The things I wanted out of PS3 are simple:
*Do what PS2 did and better. Better graphics, faster response times, faster load times. DON'T TRY TO FIX WHAT ISN'T BROKEN.
*Wireless controllers. Really, nowadays this is simple to do. No reason at all not to.
*Online functionality without charging through the roof. Not absolutely necessary, but I see the draw.
*Backwards compatibility with all PS1 and PS2 games. I only want to have one Playstation in my house. I like to keep it simple.
*Built-in hard drive, preferably upgradable. Xbox did it, Sony must compete. Also, a near necessity when online play is involved.
*Affordability. I'd be willing to pay $200 for it, and $50 per game. That's reasonable, and is the "golden zone" for new game systems by my research.

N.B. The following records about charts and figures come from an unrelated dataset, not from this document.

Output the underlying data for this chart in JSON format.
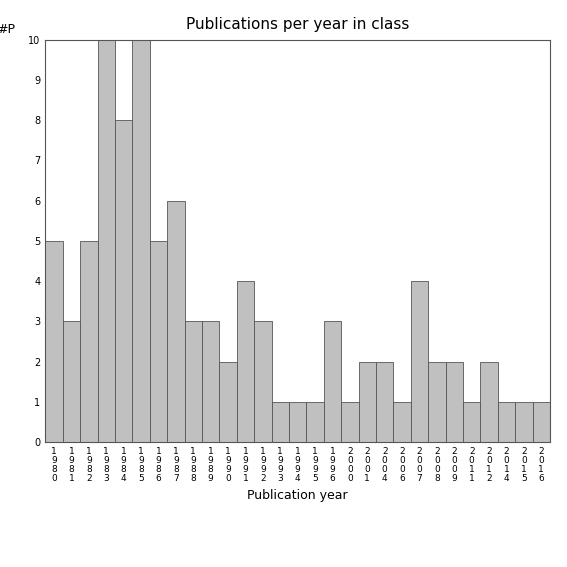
{
  "title": "Publications per year in class",
  "xlabel": "Publication year",
  "ylabel": "#P",
  "categories": [
    "1\n9\n8\n0",
    "1\n9\n8\n1",
    "1\n9\n8\n2",
    "1\n9\n8\n3",
    "1\n9\n8\n4",
    "1\n9\n8\n5",
    "1\n9\n8\n6",
    "1\n9\n8\n7",
    "1\n9\n8\n8",
    "1\n9\n8\n9",
    "1\n9\n9\n0",
    "1\n9\n9\n1",
    "1\n9\n9\n2",
    "1\n9\n9\n3",
    "1\n9\n9\n4",
    "1\n9\n9\n5",
    "1\n9\n9\n6",
    "2\n0\n0\n0",
    "2\n0\n0\n1",
    "2\n0\n0\n4",
    "2\n0\n0\n6",
    "2\n0\n0\n7",
    "2\n0\n0\n8",
    "2\n0\n0\n9",
    "2\n0\n1\n1",
    "2\n0\n1\n2",
    "2\n0\n1\n4",
    "2\n0\n1\n5",
    "2\n0\n1\n6"
  ],
  "values": [
    5,
    3,
    5,
    10,
    8,
    10,
    5,
    6,
    3,
    3,
    2,
    4,
    3,
    1,
    1,
    1,
    3,
    1,
    2,
    2,
    1,
    4,
    2,
    2,
    1,
    2,
    1,
    1,
    1
  ],
  "bar_color": "#c0c0c0",
  "bar_edge_color": "#555555",
  "ylim": [
    0,
    10
  ],
  "yticks": [
    0,
    1,
    2,
    3,
    4,
    5,
    6,
    7,
    8,
    9,
    10
  ],
  "background_color": "#ffffff",
  "title_fontsize": 11,
  "axis_label_fontsize": 9,
  "tick_fontsize": 6.5
}
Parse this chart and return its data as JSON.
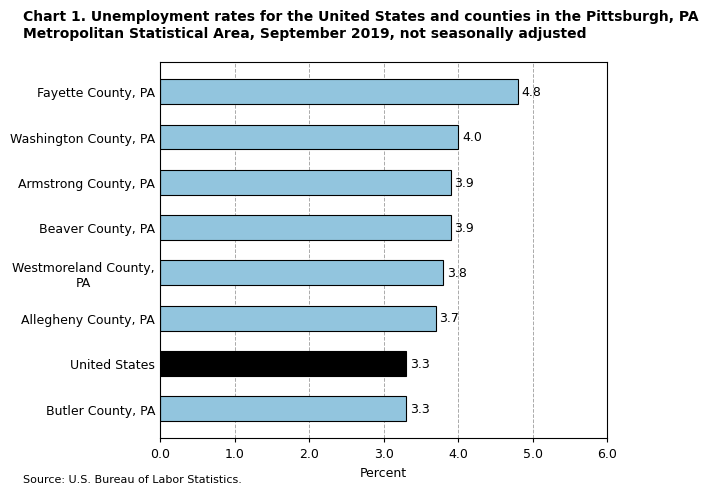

That's it. Well, that and plenty of good games. Any system is made or broken on the games made for it. Sony's always been strong in that field, though, so that wouldn't have been a problem.

Even if it was because of fan outcry, $500 or more is way too steep to capture the general market. I don't give a fat rat's ass what Sony's reasons for it are; the practical fact is that a large majority of the videogamers in the US cannot pay that kind of price tag.

Stupid move, Sony.
 

SimmyC

Well-Known Member
#22
Yeah. While I'm more partial to the PS3 due to 'Sony Fanboyism', you can't deny that they have been stumbling out of the gate with the recent release. That being said, I'm not sure how much the Xbox 360 will benefit from Sony's stupidity. Yes, it WILL do better, and heck, I might even say that they have a definate shot at being number 1 this time around.

But if they do, it will be without the Japanese market.

As great as a position MS is at the moment due to again, Sony's stupidity, Japan just is not interested in the Xbox 360. The recent sales of the Xbox 360 in Japan that I have seen, they are barely competing with the PSP which I will get later on (just to say now that Nintendo DS is kicking butt there too).

Obviously, in many ways, Nintendo is in THE BEST position at the moment. Heck, in many ways, if they become number 1, more power to them. Just that, they probably NEVER expected to be number 1. Nintendo Wii (which I still say is a stupid name) was only meant to be a profitable 'low cost' alternative. If it sells millions, cool. Number 2? better but not required. All in all, whether the Wiimote actually catches on or not, Nintendo is still making the right moves, at the right time.

And in terms of the PSP and the Nintendo DS, IMO, even with all of the PSP's problems (price, battery life, lack of games, failure of the UMDs, etc.) it is still... doing okay sales wise, and is here to stay for the time being. More games are coming out for it (one of the big reasons why PSPs weren't moving was due to the lack of games. And from the looks of it, that is reversing), and while I will say that it will probably NEVER surpass the Nintendo DS, doesn't mean that Sony will pull the plug on it either.
 

cilrais

Well-Known Member
#23
Am I the only one buying a PS3 for it's console-exclusive GIANT ENEMY CRABS and Riiiiiidge Racer?
 

SimmyC

Well-Known Member
#24
I might still buy a PS3 to be honest. From the few games that I have seen on it, looks awesome. You can't fault Sony for making a powerful system. Now, you could fault them for screwing up promoting and making the system (they recently cut launch numbers because of 'production problems'. -_-) but, in the right hands, those are some kickass looking games on it.
 

toraneko

Well-Known Member
#25
Don't be too confident in those pre-release video clips. Game developers have been known to fudge "authentic performance video using actual system hardware" by living up to none of those things.

Not saying the graphics aren't gonna be fantastic, but you just can't trust the trailers until about a month or so before game launch.